In all of history, mankind has never become dependent on any resource, like they have on fossil fuels. Our addiction for oil goes way beyond that of a transportation fuel. The extent of our dependence on fossil fuel is best described in the preface to the book titled "Oil" by Matthew Yeomans."

From the moment we wake up in the morning to the time we go to sleep, oil controls our lives. Its influence reaches far into politics, international affairs, global economies, human rights, and environmental health of our planet.

The most obvious way that oil dominates us, of course, is transportation. Oil powers 97 percent of America's transportation needs and over half the oil we consume daily goes to keeping our cars and trucks on the roads. Thats one barrel out of every 7 used in the world. Not surprisingly, United States has more automobiles than any other country; in fact, it has more cars and trucks than it has people.

But oil is far more important to modern society than simply as fuel for our automobiles and airplanes. Oil provides the heat in the winter for millions of American homes, and it accounts for 40% of our total energy needs. Without oil, there would be no plastics, nor many of the chemical-based medicines we take for granted. Perhaps most important, America would go hungry without oil: commercial agriculture would grind to a halt without oil to run farm and food processing machinery or to make fertilizers, herbicides, and pesticides.

To better understand oil's impact on our lives, I devised a little experiment. I would spend a day without oil. How hard could that be ? After all, I live in Brooklyn so I'd already won half the battle; I'd leave the car on the street and hope I didn't pick up a parking ticket.

I began in the bathroom. I'd have to carry off the rough-and-ready look this morning as petroleum products play a role in my shampoo, shaving cream, and deodorant. There was also going to be a lot of water to clear up--my plastic shower curtain is also an oil product.

Brushing my teeth became a far less appealing experience without the benefit of toothpaste, whose ingredients include petrochemical-enhanced artificial coloring and mineral oils. (But at least I still had my own teeth. If I'd worn petroleum-based dentures, I'd be gumming my way through this particular day.)

As it was, I was going to have to make do with only limited vision as both my contact lenses and plastic-lens eyeglasses came from petrochemicals. And I'd have to skip putting on lip balm; thats petroleum oil. Worse still, I'd have to dress my six month old son in cloth diapers instead of normal disposable ones. ( What a day to have made the switch to solid food! )

Next came the problem of what to wear. Typically, I live in sneakers but not today--I had to search out an old pair of non rubber-soled leather shoes. It was raining outside but I had to forgo any waterproof outerwear. Goretex, it turns out, is yet another genius invention of the petrochemical industry.

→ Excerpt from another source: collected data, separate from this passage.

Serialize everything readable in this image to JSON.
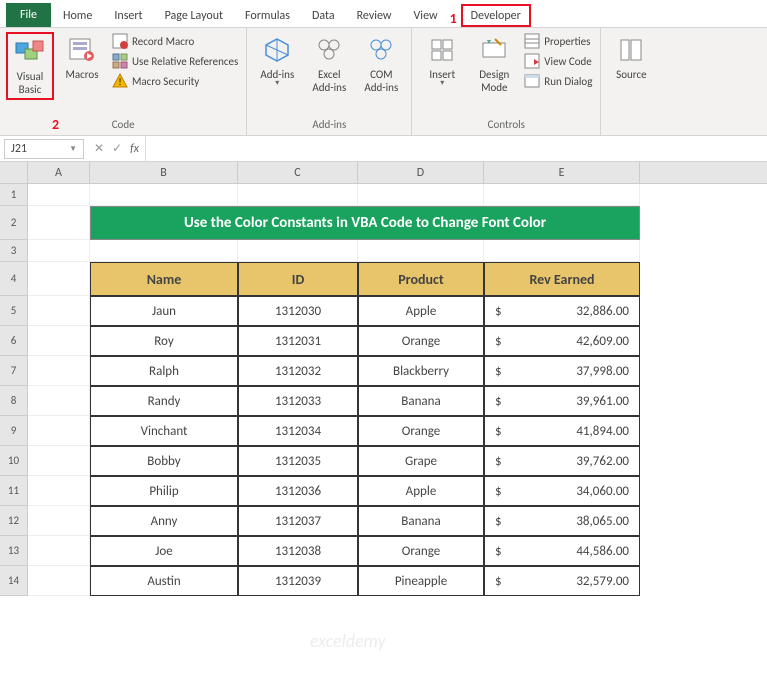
{
  "tabs": {
    "file": "File",
    "home": "Home",
    "insert": "Insert",
    "pagelayout": "Page Layout",
    "formulas": "Formulas",
    "data": "Data",
    "review": "Review",
    "view": "View",
    "developer": "Developer"
  },
  "annot": {
    "one": "1",
    "two": "2"
  },
  "ribbon": {
    "code": {
      "label": "Code",
      "visual_basic": "Visual Basic",
      "macros": "Macros",
      "record_macro": "Record Macro",
      "use_relative": "Use Relative References",
      "macro_security": "Macro Security"
    },
    "addins": {
      "label": "Add-ins",
      "addins": "Add-ins",
      "excel_addins": "Excel Add-ins",
      "com_addins": "COM Add-ins"
    },
    "controls": {
      "label": "Controls",
      "insert": "Insert",
      "design_mode": "Design Mode",
      "properties": "Properties",
      "view_code": "View Code",
      "run_dialog": "Run Dialog"
    },
    "xml": {
      "source": "Source"
    }
  },
  "formula_bar": {
    "name_box": "J21",
    "fx": "fx",
    "formula": ""
  },
  "columns": [
    "A",
    "B",
    "C",
    "D",
    "E"
  ],
  "row_numbers": [
    "1",
    "2",
    "3",
    "4",
    "5",
    "6",
    "7",
    "8",
    "9",
    "10",
    "11",
    "12",
    "13",
    "14"
  ],
  "title": "Use the Color Constants in VBA Code to Change Font Color",
  "table": {
    "headers": {
      "name": "Name",
      "id": "ID",
      "product": "Product",
      "rev": "Rev Earned"
    },
    "rows": [
      {
        "name": "Jaun",
        "id": "1312030",
        "product": "Apple",
        "rev": "32,886.00"
      },
      {
        "name": "Roy",
        "id": "1312031",
        "product": "Orange",
        "rev": "42,609.00"
      },
      {
        "name": "Ralph",
        "id": "1312032",
        "product": "Blackberry",
        "rev": "37,998.00"
      },
      {
        "name": "Randy",
        "id": "1312033",
        "product": "Banana",
        "rev": "39,961.00"
      },
      {
        "name": "Vinchant",
        "id": "1312034",
        "product": "Orange",
        "rev": "41,894.00"
      },
      {
        "name": "Bobby",
        "id": "1312035",
        "product": "Grape",
        "rev": "39,762.00"
      },
      {
        "name": "Philip",
        "id": "1312036",
        "product": "Apple",
        "rev": "34,060.00"
      },
      {
        "name": "Anny",
        "id": "1312037",
        "product": "Banana",
        "rev": "38,065.00"
      },
      {
        "name": "Joe",
        "id": "1312038",
        "product": "Orange",
        "rev": "44,586.00"
      },
      {
        "name": "Austin",
        "id": "1312039",
        "product": "Pineapple",
        "rev": "32,579.00"
      }
    ],
    "currency": "$"
  },
  "watermark": "exceldemy"
}
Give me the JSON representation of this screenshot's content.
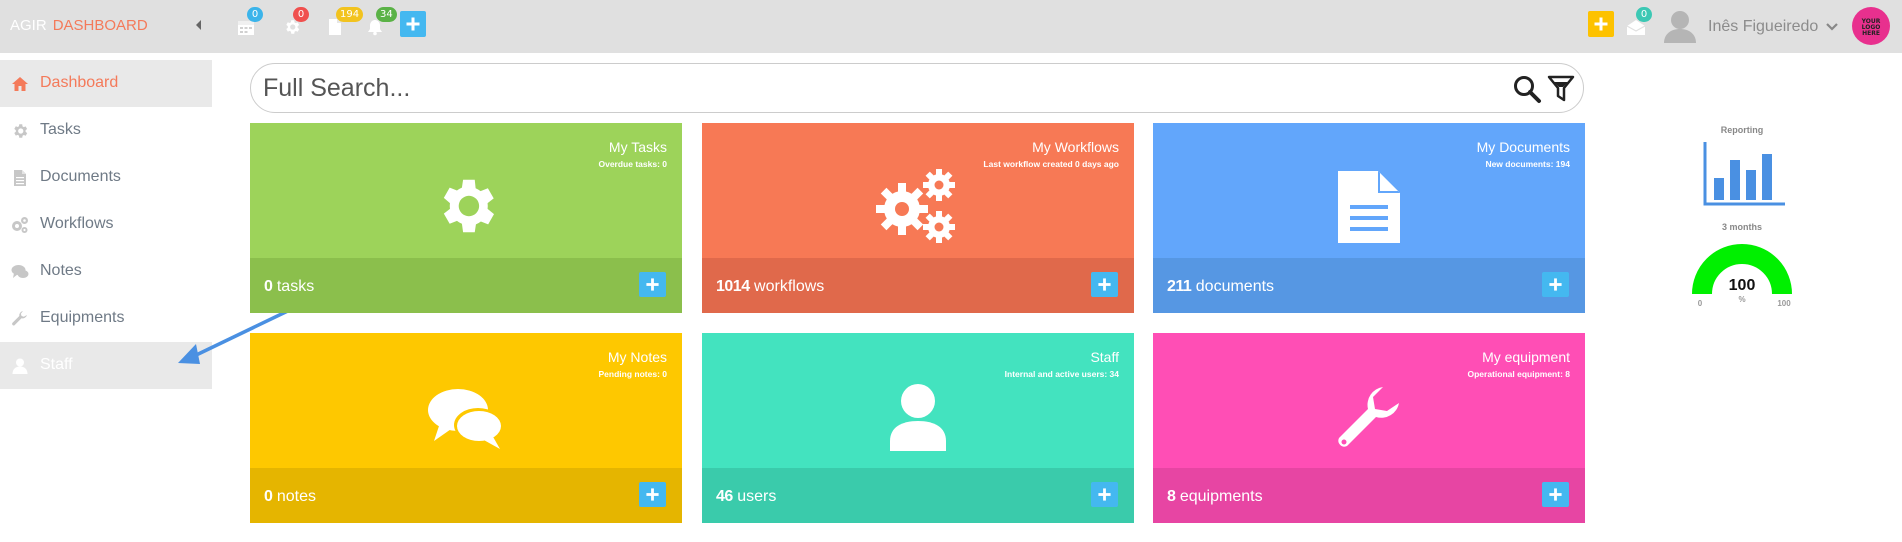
{
  "brand": {
    "part1": "AGIR",
    "part2": "DASHBOARD"
  },
  "topbar": {
    "badges": {
      "calendar": "0",
      "settings": "0",
      "documents": "194",
      "notifications": "34",
      "messages": "0"
    },
    "user_name": "Inês Figueiredo",
    "logo_text": [
      "YOUR",
      "LOGO",
      "HERE"
    ]
  },
  "sidebar": {
    "items": [
      {
        "label": "Dashboard",
        "icon": "home-icon"
      },
      {
        "label": "Tasks",
        "icon": "gear-icon"
      },
      {
        "label": "Documents",
        "icon": "document-icon"
      },
      {
        "label": "Workflows",
        "icon": "gears-icon"
      },
      {
        "label": "Notes",
        "icon": "comments-icon"
      },
      {
        "label": "Equipments",
        "icon": "wrench-icon"
      },
      {
        "label": "Staff",
        "icon": "user-icon"
      }
    ]
  },
  "search": {
    "placeholder": "Full Search..."
  },
  "tiles": [
    {
      "title": "My Tasks",
      "subtitle": "Overdue tasks: 0",
      "count": "0",
      "unit": "tasks",
      "icon": "gear-icon"
    },
    {
      "title": "My Workflows",
      "subtitle": "Last workflow created 0 days ago",
      "count": "1014",
      "unit": "workflows",
      "icon": "gears-icon"
    },
    {
      "title": "My Documents",
      "subtitle": "New documents: 194",
      "count": "211",
      "unit": "documents",
      "icon": "document-icon"
    },
    {
      "title": "My Notes",
      "subtitle": "Pending notes: 0",
      "count": "0",
      "unit": "notes",
      "icon": "comments-icon"
    },
    {
      "title": "Staff",
      "subtitle": "Internal and active users: 34",
      "count": "46",
      "unit": "users",
      "icon": "user-icon"
    },
    {
      "title": "My equipment",
      "subtitle": "Operational equipment: 8",
      "count": "8",
      "unit": "equipments",
      "icon": "wrench-icon"
    }
  ],
  "reporting": {
    "label": "Reporting",
    "period": "3 months",
    "gauge_value": "100",
    "gauge_unit": "%",
    "gauge_min": "0",
    "gauge_max": "100"
  },
  "colors": {
    "accent": "#f47a5a",
    "tasks": "#9dd35a",
    "tasks_foot": "#8bbf4c",
    "workflows": "#f77955",
    "workflows_foot": "#e0694b",
    "documents": "#62a6fb",
    "documents_foot": "#5697e3",
    "notes": "#fec800",
    "notes_foot": "#e5b500",
    "staff": "#43e3bf",
    "staff_foot": "#3acbab",
    "equipment": "#ff4eb5",
    "equipment_foot": "#e745a3",
    "add_button": "#44b8f0"
  }
}
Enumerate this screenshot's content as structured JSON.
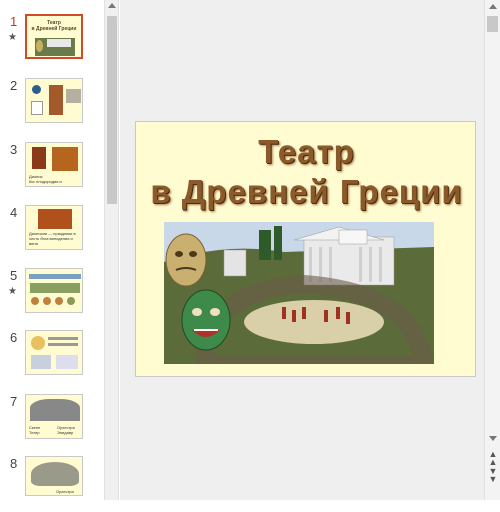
{
  "thumbnails": [
    {
      "number": "1",
      "star": "★",
      "title": "Театр\nв Древней Греции"
    },
    {
      "number": "2",
      "star": ""
    },
    {
      "number": "3",
      "star": "",
      "caption": "Дионис\nбог плодородия и виноделия"
    },
    {
      "number": "4",
      "star": "",
      "caption": "Дионисии — праздники в честь бога виноделия и вина"
    },
    {
      "number": "5",
      "star": "★"
    },
    {
      "number": "6",
      "star": ""
    },
    {
      "number": "7",
      "star": "",
      "caption_left": "Скене\nТеатр",
      "caption_right": "Орхестра\nЭпидавр"
    },
    {
      "number": "8",
      "star": "",
      "caption": "Орхестра"
    }
  ],
  "slide": {
    "title_line1": "Театр",
    "title_line2": "в Древней Греции"
  },
  "colors": {
    "slide_bg": "#fefcd0",
    "title": "#8b5a2b",
    "active_border": "#d04a2b"
  }
}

I left my house and immediately encountered another problem. All New York streets are paved with asphalt, the sticky by-product that remains after refining crude oil to extract its more lucrative properties, like gasoline and heating oil. Lacking powers of levitation, and with not an inch of grass in sight, I had to admit defeat on this point. I traipsed slightly forlorn to my neighborhood cafe for breakfast. Eggs and coffee came courtesy of a nonstick pan and a heat-resistant glass pot--products of the petrochemical industry. Defeated again. At least I could pay in cash. All credit and debit cards are oil products.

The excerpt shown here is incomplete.